Casanova was imprisoned in the leads, and from the grating of his cell he saw rats of a “fearful” size wandering unconcernedly in the garret. When he asked his gaoler about the “scoundrels” imprisoned with him he was told that, on the contrary, they were respectable people who for reasons known only to the authorities “have to be sequestered from society.” It emphasised to him the “horrible despotism” to which he, too, had become a subject. Yet he escaped; he fashioned an iron bar into a spike, and cut his way out onto the rooftop. His narrative of imprisonment and flight is a central story of Venice itself.

It is generally believed that Casanova died in Bohemia on 4 June 1798, but there is an unofficial story that he secretly returned to Venice after the French Revolution and lived there in anonymity. It is also said that he practised certain necromantic rites that guaranteed him immortality. Some argue that he still lives in his uncorrupted body; others believe that he is reborn in every Venetian infant. He really does represent, therefore, the genius loci

. He never really escaped, after all.

The image of the prison has often been used to conjure up the mood and setting of the city. Like the Jews in its ghetto its citizens are in a sense incarcerated, surrounded by water as if they were confined in Alcatraz. No citizen was allowed to leave Venice without official permission. That is why there is relatively little crime in the city; in a place where everyone is watching everybody else, there is nowhere to hide. The route to the mainland can easily be sealed off. The Venetian people were, in addition, heavily policed. By the fourteenth century there was one policeman for every two hundred and fifty citizens, with the laws enforced by the council of ten and the signori di notte or “lords of the night.” There were also the chiefs of the wards, and a secret force known as the

sbirri. It was reported that the sbirri
dealt with offenders by throwing their cloaks over them and then, having muffled them, led them directly to the prison. The elements of silence and concealment consort well with the popular image of the city. They are of a piece with coercive legislation and constant observation.

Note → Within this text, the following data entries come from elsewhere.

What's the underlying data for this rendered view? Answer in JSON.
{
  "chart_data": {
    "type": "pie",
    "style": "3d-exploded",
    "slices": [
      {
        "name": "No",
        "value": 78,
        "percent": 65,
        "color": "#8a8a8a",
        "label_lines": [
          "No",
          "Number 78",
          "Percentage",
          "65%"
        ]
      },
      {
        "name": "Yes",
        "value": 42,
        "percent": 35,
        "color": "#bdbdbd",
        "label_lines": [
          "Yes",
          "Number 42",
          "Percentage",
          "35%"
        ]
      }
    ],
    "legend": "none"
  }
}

There is, or was, very little privacy in Venice. The people are packed closely together. The small communities of every parish were woven flesh to flesh. The private space is small indeed. Just as private interests were subordinated to public needs, and the individual subsumed within the larger community, so privacy itself was considered to be of little importance. All this may induce acute feelings of claustrophobia. The people cannot escape one another, let alone the clusters of islands on which they are immured.